A few months ago, local business owner and resident Mike Dolce noticed a small memorial nearly hidden on McDonald Avenue. It was dedicated to former Kensington resident Col. Donald Cook, who died a prisoner of war in Vietnam in 1967.
Not only this, Dolce discovered, but Cook was the first—and only—Marine in history to be awarded a Medal of Honor as a prisoner of war.
"I did more research and realized this particular person was an honorable soldier," said Dolce, who owns Tri-Parkway Cleaners on Fort Hamilton Parkway. "I just saw that the grounds weren't being kept right, and he should have a better monument."
Dolce, along with his friend and Vietnam veteran Ed Schloeman, decided to mobilize to get the space surrounding the memorial cleaned up. They contacted State Assemblyman Jim Brennan, D-Park Slope, who worked with the city's Parks Department and local Boy Scout troops to not only spruce up the square with flowers, but add benches, pavers and a flag pole.

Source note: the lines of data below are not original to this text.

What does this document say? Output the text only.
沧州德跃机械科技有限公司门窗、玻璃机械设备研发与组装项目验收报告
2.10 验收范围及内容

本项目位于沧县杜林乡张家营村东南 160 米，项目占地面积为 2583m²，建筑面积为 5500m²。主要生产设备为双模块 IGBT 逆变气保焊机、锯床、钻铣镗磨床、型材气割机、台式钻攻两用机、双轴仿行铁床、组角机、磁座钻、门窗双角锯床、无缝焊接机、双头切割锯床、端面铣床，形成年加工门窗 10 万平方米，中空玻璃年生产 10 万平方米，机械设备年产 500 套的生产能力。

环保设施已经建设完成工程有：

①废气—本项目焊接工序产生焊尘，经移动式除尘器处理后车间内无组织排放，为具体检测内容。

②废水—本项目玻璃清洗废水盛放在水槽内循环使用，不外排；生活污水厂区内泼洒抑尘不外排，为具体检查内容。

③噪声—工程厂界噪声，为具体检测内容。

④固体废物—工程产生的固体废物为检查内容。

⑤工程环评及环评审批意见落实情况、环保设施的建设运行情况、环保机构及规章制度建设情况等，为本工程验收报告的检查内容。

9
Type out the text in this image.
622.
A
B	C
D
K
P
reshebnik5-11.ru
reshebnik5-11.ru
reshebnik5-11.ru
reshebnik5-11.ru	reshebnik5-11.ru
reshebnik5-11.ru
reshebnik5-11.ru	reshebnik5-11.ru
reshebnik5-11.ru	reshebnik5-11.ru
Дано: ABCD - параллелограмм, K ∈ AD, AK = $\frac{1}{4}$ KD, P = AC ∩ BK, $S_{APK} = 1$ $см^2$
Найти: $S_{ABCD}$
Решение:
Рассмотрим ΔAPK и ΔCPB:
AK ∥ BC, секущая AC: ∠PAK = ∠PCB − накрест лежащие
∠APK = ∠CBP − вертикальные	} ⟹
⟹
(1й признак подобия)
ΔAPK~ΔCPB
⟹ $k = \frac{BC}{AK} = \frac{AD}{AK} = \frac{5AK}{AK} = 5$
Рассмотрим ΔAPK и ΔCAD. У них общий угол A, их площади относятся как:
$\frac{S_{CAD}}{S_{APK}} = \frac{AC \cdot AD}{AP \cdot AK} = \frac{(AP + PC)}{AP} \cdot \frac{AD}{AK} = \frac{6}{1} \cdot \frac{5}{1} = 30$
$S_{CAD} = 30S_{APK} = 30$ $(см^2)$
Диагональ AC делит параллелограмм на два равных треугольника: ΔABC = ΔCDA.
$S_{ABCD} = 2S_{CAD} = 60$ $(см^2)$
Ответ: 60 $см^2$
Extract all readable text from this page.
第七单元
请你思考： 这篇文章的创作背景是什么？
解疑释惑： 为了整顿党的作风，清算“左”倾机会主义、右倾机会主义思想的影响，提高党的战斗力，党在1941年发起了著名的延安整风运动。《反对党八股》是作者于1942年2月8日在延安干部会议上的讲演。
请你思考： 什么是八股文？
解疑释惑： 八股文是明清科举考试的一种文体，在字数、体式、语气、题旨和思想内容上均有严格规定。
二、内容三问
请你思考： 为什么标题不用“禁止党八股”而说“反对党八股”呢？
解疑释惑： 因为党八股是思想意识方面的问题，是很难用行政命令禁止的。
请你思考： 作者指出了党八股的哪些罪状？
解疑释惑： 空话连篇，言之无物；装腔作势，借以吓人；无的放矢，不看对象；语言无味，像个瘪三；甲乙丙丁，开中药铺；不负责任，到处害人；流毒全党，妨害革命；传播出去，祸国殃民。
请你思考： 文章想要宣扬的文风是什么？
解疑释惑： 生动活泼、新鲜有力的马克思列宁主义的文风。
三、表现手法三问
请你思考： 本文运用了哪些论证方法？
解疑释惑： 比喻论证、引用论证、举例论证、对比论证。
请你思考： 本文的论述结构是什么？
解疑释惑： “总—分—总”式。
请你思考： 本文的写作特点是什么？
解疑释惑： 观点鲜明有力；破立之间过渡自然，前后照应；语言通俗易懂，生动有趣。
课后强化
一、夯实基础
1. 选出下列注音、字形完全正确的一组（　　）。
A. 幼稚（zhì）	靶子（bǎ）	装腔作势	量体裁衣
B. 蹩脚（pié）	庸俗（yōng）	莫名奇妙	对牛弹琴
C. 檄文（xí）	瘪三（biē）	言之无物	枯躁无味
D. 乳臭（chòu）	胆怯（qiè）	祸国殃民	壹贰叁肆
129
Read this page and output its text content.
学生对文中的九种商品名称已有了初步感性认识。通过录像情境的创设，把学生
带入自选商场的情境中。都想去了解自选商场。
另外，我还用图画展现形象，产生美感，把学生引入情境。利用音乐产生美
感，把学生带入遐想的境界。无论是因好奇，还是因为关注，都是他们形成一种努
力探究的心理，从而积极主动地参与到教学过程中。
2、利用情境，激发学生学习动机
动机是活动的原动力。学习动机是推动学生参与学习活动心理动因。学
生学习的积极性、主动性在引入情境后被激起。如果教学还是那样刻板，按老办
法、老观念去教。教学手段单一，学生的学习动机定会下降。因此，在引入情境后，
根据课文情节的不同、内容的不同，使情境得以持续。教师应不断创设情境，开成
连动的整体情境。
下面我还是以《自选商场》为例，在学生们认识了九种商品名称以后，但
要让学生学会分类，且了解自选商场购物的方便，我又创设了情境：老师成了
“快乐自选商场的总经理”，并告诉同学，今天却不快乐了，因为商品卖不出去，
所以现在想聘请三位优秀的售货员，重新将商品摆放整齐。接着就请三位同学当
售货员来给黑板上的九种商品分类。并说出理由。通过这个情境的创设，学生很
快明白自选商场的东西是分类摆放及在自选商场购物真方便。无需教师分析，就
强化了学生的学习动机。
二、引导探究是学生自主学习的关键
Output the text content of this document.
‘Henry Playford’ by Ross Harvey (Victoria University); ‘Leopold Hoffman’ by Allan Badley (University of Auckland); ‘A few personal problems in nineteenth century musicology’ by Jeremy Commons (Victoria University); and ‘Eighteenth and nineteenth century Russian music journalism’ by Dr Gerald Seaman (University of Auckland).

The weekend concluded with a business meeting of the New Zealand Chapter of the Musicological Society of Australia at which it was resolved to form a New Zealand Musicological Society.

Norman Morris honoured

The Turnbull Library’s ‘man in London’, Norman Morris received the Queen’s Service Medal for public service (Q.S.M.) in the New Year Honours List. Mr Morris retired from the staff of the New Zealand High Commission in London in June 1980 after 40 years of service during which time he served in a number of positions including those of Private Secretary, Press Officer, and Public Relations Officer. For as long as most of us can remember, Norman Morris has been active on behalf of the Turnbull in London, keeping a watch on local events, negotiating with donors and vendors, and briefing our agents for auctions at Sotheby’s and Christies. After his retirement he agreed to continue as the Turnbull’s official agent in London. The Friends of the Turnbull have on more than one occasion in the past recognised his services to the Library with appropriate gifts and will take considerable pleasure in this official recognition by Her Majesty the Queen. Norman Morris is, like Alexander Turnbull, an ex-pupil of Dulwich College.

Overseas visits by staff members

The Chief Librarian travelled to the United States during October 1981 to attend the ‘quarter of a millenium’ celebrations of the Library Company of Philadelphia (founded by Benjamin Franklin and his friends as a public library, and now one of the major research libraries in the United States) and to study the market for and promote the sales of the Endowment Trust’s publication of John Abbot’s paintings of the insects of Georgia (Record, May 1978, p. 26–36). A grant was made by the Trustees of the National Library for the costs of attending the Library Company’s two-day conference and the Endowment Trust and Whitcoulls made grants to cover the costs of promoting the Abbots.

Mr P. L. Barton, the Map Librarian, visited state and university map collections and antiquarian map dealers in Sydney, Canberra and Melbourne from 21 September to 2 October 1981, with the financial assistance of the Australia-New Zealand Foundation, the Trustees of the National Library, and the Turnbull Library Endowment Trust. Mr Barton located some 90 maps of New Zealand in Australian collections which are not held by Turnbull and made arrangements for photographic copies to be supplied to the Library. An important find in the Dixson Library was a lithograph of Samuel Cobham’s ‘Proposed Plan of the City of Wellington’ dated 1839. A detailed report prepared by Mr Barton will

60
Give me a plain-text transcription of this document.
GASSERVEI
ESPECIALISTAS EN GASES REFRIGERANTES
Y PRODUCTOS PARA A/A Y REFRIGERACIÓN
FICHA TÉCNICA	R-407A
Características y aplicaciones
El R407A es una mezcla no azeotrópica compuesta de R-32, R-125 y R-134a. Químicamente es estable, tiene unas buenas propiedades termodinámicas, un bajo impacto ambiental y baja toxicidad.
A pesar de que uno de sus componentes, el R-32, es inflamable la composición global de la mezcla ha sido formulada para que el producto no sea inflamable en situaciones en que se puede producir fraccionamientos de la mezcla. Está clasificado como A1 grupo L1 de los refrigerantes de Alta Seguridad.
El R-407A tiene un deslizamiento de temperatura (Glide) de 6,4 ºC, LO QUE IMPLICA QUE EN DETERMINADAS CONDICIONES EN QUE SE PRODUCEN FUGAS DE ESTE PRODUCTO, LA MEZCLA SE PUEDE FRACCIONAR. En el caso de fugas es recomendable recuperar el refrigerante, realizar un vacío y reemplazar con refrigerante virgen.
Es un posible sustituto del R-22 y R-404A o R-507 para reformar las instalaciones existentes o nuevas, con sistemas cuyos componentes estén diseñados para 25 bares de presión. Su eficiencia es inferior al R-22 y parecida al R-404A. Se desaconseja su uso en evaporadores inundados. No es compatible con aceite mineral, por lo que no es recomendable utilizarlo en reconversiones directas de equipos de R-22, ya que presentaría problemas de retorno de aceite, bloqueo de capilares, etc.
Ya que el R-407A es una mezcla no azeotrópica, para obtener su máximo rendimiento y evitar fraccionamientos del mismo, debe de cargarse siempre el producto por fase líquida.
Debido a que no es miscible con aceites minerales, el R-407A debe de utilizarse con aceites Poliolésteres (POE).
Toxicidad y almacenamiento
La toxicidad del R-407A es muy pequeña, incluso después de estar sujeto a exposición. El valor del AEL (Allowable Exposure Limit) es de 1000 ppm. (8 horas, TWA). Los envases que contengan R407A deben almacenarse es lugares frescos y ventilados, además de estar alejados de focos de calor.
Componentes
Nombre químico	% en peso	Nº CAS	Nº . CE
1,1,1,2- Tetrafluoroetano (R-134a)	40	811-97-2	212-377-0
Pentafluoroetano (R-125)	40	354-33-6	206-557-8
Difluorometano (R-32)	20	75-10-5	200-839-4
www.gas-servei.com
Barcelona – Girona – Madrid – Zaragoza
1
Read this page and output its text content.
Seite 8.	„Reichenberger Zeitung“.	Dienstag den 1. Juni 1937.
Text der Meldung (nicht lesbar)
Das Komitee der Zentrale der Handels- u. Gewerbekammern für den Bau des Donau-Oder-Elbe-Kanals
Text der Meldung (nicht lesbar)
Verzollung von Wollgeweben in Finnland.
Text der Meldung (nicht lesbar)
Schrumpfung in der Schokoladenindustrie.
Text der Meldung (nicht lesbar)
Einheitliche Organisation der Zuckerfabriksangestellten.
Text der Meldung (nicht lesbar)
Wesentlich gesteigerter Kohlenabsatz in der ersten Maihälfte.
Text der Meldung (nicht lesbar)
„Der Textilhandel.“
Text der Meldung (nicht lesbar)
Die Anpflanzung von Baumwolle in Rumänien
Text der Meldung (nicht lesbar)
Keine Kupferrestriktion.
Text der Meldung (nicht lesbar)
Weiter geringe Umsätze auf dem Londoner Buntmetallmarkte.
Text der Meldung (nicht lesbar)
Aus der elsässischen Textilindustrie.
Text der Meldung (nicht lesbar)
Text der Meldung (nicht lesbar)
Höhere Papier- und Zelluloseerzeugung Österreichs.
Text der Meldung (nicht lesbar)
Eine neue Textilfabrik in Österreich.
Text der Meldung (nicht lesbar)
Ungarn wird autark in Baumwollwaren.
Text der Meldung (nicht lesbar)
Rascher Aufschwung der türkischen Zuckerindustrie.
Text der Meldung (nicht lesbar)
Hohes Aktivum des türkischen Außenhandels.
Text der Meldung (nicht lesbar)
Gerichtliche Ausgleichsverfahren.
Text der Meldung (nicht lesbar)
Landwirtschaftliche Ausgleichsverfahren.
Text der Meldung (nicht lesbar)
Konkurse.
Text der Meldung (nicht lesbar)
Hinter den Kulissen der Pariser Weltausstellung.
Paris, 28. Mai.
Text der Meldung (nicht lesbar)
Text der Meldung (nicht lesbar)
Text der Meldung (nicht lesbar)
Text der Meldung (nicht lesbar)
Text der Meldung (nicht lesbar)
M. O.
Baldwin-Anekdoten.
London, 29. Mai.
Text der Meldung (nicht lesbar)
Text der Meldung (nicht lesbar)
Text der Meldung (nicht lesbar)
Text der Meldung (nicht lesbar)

A rededication ceremony will be held at the newly beautified square, located on McDonald Avenue between Caton Avenue and Fort Hamilton Parkway on Friday at 2 p.m., just days before Memorial Day.
"I own a business here and I own a home here, so I want to see the neighborhood kept clean," Dolce said. "I think it's a nice thing to do."
According to KARMABrooklyn blog, Cook enlisted in the Marine Corps in 1956, and was assigned to Saigon in 1964. Three weeks after his arrival, he was helping to search for a downed helicopter when he was attacked by enemy forces. Cook was shot and captured, and remained imprisoned for three years before he was reported dead in 1967.